Federal prosecutors are investigating contracts between three pharmaceutical companies and unnamed pharmacy benefit managers (PBMs), an indication the federal government is increasing its scrutiny of potential False Claims Act violations within the agreements, according to the Wall Street Journal.
Johnson & Johnson, Merck & Co. and Endo International PLC each received a civil investigative demand from the U.S. Attorney's Office for the Southern District of New York in March requesting information about PBM contracts dating back to Jan. 1, 2006. According to an SEC filing by Endo International, authorities are looking at the company's contracts with PBMs regarding Frova, a migraine treatment medication. Merck's filing revealed prosecutors were investigating Maxalt, also a headache medication, and Levitra, which treats erectile dysfunction.

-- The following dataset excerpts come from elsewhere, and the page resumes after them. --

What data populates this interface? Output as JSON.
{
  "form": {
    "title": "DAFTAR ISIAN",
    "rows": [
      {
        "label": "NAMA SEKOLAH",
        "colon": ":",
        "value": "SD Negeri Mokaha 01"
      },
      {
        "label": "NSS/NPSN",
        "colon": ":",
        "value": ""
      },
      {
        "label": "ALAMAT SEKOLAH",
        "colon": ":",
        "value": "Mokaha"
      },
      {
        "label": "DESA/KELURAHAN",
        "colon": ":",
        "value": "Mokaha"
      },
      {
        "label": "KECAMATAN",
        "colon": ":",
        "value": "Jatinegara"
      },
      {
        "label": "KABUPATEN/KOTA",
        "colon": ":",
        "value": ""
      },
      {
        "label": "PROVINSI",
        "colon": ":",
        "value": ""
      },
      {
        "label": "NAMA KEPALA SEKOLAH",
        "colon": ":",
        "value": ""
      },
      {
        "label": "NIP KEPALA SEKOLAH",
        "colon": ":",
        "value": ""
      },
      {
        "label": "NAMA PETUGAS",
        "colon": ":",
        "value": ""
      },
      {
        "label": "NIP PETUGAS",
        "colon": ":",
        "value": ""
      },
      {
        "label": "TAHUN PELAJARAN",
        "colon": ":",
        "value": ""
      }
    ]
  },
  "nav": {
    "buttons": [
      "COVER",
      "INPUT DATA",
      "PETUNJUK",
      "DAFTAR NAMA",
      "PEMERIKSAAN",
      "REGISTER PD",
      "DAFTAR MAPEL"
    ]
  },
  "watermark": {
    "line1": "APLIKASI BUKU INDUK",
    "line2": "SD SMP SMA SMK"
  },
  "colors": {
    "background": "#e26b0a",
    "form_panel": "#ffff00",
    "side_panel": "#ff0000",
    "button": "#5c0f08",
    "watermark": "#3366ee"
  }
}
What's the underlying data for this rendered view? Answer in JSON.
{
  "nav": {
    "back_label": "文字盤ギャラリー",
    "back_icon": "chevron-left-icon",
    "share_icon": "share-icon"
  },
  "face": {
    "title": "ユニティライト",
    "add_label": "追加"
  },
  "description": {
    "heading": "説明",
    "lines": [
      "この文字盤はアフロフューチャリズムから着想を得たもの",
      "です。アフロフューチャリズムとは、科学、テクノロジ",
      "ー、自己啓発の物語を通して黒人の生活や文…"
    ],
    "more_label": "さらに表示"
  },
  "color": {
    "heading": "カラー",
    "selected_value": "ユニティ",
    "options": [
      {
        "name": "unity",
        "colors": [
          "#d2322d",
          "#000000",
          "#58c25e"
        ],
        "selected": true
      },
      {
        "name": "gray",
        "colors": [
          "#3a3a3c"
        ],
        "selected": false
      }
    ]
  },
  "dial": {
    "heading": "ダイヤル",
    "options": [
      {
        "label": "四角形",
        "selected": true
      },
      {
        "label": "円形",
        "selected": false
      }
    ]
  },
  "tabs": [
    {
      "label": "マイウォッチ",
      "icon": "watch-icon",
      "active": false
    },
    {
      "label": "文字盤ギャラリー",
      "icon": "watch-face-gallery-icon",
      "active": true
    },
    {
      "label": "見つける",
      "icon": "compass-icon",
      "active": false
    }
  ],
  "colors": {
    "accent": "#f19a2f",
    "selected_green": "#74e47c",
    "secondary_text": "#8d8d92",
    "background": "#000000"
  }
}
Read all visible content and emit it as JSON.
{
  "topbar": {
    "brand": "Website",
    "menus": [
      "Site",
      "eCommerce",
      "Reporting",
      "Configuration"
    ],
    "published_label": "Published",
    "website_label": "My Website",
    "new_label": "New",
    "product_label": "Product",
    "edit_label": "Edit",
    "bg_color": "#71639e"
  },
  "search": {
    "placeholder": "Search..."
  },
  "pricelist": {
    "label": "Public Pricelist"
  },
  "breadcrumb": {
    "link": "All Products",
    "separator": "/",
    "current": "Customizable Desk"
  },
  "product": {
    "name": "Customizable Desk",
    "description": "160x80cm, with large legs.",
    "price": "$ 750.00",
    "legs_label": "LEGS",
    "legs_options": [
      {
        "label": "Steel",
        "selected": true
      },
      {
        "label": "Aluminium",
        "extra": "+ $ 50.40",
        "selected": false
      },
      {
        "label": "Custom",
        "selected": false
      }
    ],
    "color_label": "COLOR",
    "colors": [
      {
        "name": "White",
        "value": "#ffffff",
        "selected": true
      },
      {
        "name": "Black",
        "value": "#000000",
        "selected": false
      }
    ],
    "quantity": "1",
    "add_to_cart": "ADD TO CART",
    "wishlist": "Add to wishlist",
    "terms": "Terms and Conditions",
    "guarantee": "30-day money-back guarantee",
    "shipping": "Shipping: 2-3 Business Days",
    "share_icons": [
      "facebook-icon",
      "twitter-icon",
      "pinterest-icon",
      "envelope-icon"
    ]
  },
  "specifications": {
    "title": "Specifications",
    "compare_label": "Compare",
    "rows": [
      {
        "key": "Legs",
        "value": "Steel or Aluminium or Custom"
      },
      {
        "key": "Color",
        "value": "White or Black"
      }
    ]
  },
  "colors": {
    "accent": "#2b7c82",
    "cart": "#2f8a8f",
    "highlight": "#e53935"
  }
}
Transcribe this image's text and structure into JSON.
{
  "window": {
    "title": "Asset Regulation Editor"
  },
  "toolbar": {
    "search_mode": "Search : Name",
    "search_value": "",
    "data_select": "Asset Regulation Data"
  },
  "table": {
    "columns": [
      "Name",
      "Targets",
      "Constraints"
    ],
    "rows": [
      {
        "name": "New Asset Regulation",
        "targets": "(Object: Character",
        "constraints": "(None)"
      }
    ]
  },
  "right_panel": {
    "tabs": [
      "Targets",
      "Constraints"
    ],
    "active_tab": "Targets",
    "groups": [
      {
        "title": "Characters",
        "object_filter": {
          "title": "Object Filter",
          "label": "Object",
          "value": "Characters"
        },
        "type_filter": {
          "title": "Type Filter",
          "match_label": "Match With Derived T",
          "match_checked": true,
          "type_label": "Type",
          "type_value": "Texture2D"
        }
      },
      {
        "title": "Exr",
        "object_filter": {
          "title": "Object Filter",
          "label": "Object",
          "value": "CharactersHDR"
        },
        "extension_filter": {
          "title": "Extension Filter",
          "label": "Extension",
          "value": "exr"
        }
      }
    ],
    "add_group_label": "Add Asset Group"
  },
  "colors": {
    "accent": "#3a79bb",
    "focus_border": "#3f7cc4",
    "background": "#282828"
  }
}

The relationship between PBMs and drugmakers has received more attention as of late. Last November, Merck received a separate request from the U.S. Attorney for the Eastern District of Pennsylvania, according to WSJ. Weeks prior, Novartis agreed to pay $390 million to settle claims it paid kickbacks to specialty pharmacies to boost sales numbers for certain drugs. AntraZeneca also paid $7.9 million to settle claims it gave discounts on drugs to keep Nexium on Express Scripts' formulary.
Last year, Citron Research accused Valeant Pharmaceuticals International Inc. of using the specialty pharmacy Philidor RX Services LLC to create phantom sales, and a California pharmacist accused Philidor of "widespread fraud."